Das jüngste Beispiel verfehlter Politik sind für Schmitt die 2016 neu gezogenen Regionengrenzen. Auf dem europäischen Festland gibt es seither nur noch 13 statt 22 Regionen. Mit Folgen, die Schmitt aus der Fassung bringen: «Das Elsass existiert nicht mehr!», nennt er ein Beispiel, das ihn besonders schockiert. Die neuen Regionen würden grösste Mühe haben, eine eigene Identität zu entwickeln.
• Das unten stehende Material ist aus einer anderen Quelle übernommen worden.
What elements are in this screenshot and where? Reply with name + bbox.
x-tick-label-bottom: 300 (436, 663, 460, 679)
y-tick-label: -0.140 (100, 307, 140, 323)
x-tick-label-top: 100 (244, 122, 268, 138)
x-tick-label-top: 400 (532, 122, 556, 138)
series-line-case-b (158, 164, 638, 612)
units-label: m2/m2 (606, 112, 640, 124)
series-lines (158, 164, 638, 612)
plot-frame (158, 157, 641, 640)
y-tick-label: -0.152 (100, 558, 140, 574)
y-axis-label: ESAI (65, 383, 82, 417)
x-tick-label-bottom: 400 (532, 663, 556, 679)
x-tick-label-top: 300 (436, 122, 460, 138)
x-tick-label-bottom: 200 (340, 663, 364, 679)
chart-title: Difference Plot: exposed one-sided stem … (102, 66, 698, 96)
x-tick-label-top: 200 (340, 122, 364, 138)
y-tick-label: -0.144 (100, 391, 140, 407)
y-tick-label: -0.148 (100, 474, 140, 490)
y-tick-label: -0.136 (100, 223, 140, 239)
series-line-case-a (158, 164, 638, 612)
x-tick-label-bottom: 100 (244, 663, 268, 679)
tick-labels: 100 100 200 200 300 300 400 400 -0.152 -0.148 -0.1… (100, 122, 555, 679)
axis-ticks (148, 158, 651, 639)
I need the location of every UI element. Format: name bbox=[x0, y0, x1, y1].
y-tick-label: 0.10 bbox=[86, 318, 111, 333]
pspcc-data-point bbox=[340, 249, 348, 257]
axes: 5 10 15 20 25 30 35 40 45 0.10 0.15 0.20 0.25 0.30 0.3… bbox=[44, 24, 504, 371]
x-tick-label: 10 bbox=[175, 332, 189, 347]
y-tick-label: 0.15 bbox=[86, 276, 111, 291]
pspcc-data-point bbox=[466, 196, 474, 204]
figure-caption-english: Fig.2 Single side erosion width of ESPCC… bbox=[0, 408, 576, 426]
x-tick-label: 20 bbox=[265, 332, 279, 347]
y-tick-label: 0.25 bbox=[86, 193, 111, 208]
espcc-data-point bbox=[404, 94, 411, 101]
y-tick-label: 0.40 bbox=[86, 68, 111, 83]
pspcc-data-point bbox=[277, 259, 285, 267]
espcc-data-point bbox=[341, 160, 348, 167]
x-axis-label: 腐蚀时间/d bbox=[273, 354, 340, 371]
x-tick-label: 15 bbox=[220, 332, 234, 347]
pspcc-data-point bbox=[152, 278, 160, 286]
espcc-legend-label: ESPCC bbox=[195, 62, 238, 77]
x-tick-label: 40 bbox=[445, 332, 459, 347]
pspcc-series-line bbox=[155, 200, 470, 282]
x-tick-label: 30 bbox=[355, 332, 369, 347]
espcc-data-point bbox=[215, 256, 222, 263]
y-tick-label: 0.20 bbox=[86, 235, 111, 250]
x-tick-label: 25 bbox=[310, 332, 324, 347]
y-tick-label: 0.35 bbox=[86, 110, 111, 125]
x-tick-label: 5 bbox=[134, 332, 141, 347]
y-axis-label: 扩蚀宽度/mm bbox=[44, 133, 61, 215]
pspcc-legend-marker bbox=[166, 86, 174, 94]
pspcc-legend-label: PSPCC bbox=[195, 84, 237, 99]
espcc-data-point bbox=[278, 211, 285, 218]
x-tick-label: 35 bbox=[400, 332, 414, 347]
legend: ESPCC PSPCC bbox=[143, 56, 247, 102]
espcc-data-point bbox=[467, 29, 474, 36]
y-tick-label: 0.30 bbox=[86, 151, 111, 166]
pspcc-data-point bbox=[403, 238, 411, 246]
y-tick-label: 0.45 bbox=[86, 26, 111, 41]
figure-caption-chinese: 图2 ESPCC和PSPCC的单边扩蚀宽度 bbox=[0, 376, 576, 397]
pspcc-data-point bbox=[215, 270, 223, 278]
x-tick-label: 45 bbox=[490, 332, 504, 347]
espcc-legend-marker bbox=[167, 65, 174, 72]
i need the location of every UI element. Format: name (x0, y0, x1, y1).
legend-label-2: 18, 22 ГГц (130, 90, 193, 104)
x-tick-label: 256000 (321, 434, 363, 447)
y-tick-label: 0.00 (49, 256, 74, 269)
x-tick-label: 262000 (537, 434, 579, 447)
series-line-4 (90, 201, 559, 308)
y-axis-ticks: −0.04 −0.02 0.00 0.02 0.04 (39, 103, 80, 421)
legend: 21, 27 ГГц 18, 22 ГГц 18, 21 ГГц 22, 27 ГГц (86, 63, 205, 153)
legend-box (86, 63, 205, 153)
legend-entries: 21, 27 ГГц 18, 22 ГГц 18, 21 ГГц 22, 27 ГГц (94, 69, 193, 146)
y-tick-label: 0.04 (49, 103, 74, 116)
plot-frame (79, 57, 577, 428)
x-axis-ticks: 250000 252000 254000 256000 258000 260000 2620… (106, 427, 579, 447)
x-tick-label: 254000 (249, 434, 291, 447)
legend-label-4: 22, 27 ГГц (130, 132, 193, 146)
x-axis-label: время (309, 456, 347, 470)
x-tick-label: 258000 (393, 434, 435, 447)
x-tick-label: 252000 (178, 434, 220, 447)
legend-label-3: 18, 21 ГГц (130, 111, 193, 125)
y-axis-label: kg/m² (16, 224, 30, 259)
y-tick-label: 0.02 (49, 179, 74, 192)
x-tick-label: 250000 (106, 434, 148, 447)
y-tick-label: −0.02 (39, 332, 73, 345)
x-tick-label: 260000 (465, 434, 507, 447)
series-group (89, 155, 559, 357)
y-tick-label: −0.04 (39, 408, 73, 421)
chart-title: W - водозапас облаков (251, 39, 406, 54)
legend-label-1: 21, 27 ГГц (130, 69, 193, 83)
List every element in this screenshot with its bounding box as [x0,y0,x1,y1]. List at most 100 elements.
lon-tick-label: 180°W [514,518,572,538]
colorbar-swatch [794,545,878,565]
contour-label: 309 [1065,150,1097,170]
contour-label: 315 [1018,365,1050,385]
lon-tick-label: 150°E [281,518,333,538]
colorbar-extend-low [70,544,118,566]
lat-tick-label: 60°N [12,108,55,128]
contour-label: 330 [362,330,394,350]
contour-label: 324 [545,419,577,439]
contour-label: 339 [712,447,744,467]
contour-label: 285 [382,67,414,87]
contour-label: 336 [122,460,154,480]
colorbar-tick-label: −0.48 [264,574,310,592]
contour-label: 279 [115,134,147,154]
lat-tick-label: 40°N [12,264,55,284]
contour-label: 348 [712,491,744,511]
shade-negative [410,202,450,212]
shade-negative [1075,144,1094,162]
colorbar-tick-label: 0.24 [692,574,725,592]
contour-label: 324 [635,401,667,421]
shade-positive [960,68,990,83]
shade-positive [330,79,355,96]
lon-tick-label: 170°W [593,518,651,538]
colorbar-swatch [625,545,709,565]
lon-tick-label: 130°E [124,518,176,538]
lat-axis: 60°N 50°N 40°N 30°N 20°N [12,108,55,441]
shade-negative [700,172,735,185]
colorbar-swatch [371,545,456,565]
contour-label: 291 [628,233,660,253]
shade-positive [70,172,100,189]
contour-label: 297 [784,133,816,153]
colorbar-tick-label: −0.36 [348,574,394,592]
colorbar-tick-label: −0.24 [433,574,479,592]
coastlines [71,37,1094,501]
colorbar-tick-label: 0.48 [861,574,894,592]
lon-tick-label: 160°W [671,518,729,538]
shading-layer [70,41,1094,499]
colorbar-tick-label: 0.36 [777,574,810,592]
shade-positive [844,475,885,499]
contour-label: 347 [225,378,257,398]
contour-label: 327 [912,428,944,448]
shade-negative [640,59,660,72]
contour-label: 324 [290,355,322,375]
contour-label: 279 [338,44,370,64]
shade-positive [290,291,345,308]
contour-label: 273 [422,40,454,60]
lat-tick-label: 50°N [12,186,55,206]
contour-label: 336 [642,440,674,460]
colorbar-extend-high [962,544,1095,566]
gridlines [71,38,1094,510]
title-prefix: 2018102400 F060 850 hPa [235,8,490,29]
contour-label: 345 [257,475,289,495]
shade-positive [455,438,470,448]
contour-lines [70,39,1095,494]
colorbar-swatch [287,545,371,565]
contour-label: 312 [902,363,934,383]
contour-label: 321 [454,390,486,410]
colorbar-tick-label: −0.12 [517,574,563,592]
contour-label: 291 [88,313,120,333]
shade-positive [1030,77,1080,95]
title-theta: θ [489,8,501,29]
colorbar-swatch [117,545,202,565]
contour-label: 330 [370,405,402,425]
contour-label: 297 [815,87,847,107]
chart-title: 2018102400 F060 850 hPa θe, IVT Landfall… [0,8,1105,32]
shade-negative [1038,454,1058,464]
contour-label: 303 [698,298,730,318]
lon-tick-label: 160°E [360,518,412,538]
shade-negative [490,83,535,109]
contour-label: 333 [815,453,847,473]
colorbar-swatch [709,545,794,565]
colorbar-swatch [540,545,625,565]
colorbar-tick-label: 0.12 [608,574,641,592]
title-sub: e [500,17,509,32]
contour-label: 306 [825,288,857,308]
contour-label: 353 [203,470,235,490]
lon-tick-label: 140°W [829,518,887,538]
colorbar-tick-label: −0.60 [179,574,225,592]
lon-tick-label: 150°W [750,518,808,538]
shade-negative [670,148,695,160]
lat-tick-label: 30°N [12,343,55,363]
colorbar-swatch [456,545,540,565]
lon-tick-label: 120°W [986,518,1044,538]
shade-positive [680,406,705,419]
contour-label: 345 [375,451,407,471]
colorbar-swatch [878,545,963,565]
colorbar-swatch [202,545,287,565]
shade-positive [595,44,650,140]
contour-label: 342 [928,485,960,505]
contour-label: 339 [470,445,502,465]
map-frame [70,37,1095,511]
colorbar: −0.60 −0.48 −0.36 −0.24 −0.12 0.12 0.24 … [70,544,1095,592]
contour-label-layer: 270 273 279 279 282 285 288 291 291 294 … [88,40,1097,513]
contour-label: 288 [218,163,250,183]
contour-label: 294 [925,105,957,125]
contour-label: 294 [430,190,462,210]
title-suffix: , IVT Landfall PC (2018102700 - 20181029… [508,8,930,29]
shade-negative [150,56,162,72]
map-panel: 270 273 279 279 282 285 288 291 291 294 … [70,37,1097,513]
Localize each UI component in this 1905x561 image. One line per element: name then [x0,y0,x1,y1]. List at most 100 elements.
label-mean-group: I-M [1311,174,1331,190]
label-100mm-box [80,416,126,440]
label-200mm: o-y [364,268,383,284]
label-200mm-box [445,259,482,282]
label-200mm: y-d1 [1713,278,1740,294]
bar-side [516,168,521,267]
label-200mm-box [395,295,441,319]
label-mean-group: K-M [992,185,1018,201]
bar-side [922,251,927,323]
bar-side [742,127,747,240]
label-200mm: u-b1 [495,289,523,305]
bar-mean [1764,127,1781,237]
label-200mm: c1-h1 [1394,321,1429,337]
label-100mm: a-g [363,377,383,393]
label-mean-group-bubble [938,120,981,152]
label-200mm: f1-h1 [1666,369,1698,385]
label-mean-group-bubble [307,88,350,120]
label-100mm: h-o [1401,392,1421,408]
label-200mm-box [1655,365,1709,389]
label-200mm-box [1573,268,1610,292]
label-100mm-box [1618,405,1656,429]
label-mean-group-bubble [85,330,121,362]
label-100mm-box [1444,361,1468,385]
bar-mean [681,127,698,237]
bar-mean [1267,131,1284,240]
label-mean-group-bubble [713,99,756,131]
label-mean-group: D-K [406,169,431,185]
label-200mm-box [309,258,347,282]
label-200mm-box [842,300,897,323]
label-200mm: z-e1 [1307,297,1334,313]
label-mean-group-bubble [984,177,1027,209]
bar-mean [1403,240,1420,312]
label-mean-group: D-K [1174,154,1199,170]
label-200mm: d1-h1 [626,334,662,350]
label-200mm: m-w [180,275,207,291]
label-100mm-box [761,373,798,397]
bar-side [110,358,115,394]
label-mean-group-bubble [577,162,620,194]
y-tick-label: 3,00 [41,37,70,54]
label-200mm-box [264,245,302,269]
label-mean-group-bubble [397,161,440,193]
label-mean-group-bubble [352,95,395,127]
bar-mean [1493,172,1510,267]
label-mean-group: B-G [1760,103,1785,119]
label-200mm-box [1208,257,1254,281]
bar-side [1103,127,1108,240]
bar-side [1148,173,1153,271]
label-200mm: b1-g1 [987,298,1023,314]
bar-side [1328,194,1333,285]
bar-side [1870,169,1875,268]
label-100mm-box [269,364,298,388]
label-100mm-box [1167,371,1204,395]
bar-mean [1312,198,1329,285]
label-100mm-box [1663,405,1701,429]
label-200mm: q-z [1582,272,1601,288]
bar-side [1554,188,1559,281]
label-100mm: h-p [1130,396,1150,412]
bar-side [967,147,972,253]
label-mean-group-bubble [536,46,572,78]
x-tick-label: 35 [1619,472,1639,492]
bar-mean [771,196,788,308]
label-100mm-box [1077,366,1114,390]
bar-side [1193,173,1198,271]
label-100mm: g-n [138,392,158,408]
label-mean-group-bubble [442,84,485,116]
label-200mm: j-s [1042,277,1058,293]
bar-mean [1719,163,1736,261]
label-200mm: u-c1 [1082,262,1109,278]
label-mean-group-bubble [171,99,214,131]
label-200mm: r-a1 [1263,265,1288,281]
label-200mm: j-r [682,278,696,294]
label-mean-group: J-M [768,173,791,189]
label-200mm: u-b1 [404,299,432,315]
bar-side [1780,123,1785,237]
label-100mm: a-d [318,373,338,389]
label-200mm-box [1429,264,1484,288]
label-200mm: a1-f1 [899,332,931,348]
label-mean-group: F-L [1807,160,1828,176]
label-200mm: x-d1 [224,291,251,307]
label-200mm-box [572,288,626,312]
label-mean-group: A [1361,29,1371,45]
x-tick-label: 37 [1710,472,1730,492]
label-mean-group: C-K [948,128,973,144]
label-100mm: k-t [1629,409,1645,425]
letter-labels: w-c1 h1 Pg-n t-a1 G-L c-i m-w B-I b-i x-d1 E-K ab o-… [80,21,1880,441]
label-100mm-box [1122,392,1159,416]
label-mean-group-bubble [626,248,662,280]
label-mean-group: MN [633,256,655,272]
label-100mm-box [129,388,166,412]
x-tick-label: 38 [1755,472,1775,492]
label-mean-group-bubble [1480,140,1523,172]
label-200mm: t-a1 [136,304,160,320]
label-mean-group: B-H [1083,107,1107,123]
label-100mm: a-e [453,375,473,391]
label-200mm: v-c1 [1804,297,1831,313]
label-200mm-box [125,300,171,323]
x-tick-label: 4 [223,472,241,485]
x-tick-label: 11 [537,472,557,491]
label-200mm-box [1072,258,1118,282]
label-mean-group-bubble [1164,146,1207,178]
Für das Funktionieren des Föderalismus sei es aber wichtig, dass sich die Menschen einem Gebiet zugehörig fühlten.

 

François Hollandes neue Regionen sind für Schmitt nur ein weiterer Beleg dafür, dass der Föderalismus in Frankreich keine Chance hat – auch unter dem neuen Präsidenten Emmanuel Macron nicht. «Der Graben zwischen einem ‹echten Föderalismus› und der politischen Kultur in Frankreich ist einfach zu tief.»

 

Unser Experte Nicolas Schmitt ist Senior Research fellow am Institut für Föderalismus. Der promovierte Jurist gehörte vor gut 30 Jahren zum Gründungsteam des Instituts und beschäftigt sich seither mit Födera­lismus und Dezentralisierung – in der Schweiz und auf der ganzen Welt.